Table of Contents

Research Handbook on the Law of Treaties

Research Handbook on the Law of Treaties

Research Handbooks in International Law series

Edited by Christian J. Tams, Antonios Tzanakopoulos and Andreas Zimmermann

Offering a unique conceptual approach to the Law of Treaties this insightful Research Handbook not only sets out the foundational issues, but identifies tensions within the field, including formalism vs flexibility, integrity vs flexibility, and uniformity vs specialisation, to name a few. It seeks to define and re-define the dimensions in which Treaty law operates, tracing its fault-lines and the challenges it faces, such as breaches, regime-collisions, state succession and armed conflict. Representing a broad range of jurisdictional and ideological perspectives, the Research Handbook provides a diverse and stimulating approach to international treaties.

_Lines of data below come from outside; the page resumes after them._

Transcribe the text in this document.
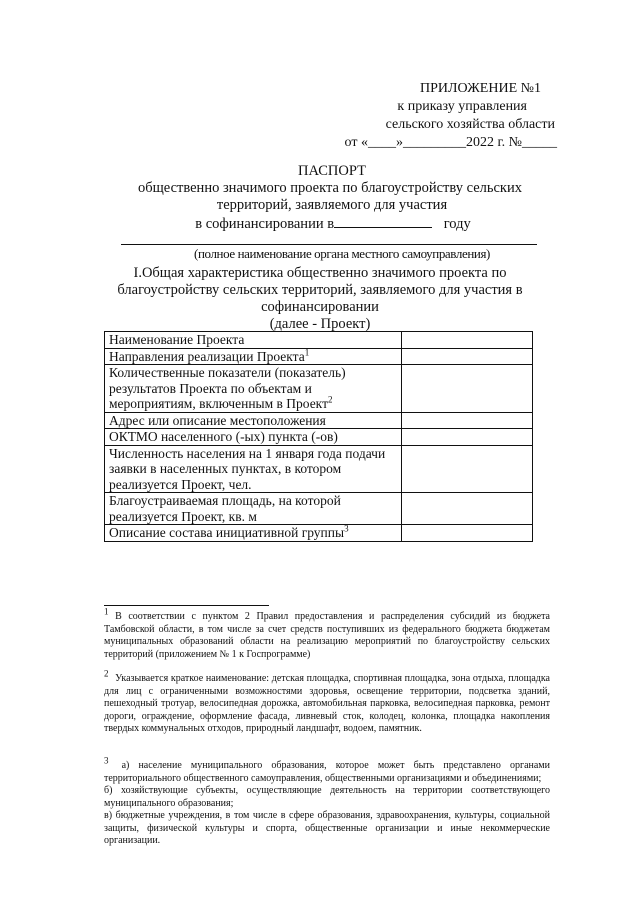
ПРИЛОЖЕНИЕ №1
к приказу управления
сельского хозяйства области
от «____»_________2022 г. №_____
ПАСПОРТ
общественно значимого проекта по благоустройству сельских
территорий, заявляемого для участия
в софинансировании в	году
(полное наименование органа местного самоуправления)
I.Общая характеристика общественно значимого проекта по
благоустройству сельских территорий, заявляемого для участия в
софинансировании
(далее - Проект)
Наименование Проекта	
Направления реализации Проекта$^1$	
Количественные показатели (показатель) результатов Проекта по объектам и мероприятиям, включенным в Проект$^2$	
Адрес или описание местоположения	
ОКТМО населенного (-ых) пункта (-ов)	
Численность населения на 1 января года подачи заявки в населенных пунктах, в котором реализуется Проект, чел.	
Благоустраиваемая площадь, на которой реализуется Проект, кв. м	
Описание состава инициативной группы$^3$	
$^1$ В соответствии с пунктом 2 Правил предоставления и распределения субсидий из бюджета Тамбовской области, в том числе за счет средств поступивших из федерального бюджета бюджетам муниципальных образований области на реализацию мероприятий по благоустройству сельских территорий (приложением № 1 к Госпрограмме)
$^2$ Указывается краткое наименование: детская площадка, спортивная площадка, зона отдыха, площадка для лиц с ограниченными возможностями здоровья, освещение территории, подсветка зданий, пешеходный тротуар, велосипедная дорожка, автомобильная парковка, велосипедная парковка, ремонт дороги, ограждение, оформление фасада, ливневый сток, колодец, колонка, площадка накопления твердых коммунальных отходов, природный ландшафт, водоем, памятник.
$^3$ а) население муниципального образования, которое может быть представлено органами территориального общественного самоуправления, общественными организациями и объединениями;
б) хозяйствующие субъекты, осуществляющие деятельность на территории соответствующего муниципального образования;
в) бюджетные учреждения, в том числе в сфере образования, здравоохранения, культуры, социальной защиты, физической культуры и спорта, общественные организации и иные некоммерческие организации.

Chapter 1: The law of treaties; or, should this book exist?

Vaughan Lowe

Subjects: law - academic, public international law, politics and public policy, international politics, international relations


This short chapter is not about rules of international law applicable to treaties. It is about the concept of ‘the law of treaties’ as a subject or topic within international law. It takes as its starting point the conception of treaties, which is the paradigm implicit in the 1969 Vienna Convention on the Law of Treaties. That paradigm is of a written instrument negotiated by the States parties to it, where the binding force comes from the consensus ad idem. It is a clearly consensualist model, as befits a body of doctrine whose roots lie in consensualist conceptions of international law in general. The main argument of the chapter is that ‘the law of treaties’ may no longer be the most useful way of approaching legal obligations voluntarily assumed by States. The law of treaties is a curious phenomenon. It has the appearance of solidity and certainty. Scarcely any piece of international litigation does not include in its overture a reference to the rules on treaty interpretation that are contained in the Vienna Convention. That almost ritualistic reference commonly continues with an assertion that the Vienna Convention is regarded as an accurate statement of customary international law; and in most cases that assertion is accepted without demur. And in many cases the court or tribunal is spared a reading of the relevant provisions of the Vienna Convention on the ground that they are too well known to need repetition.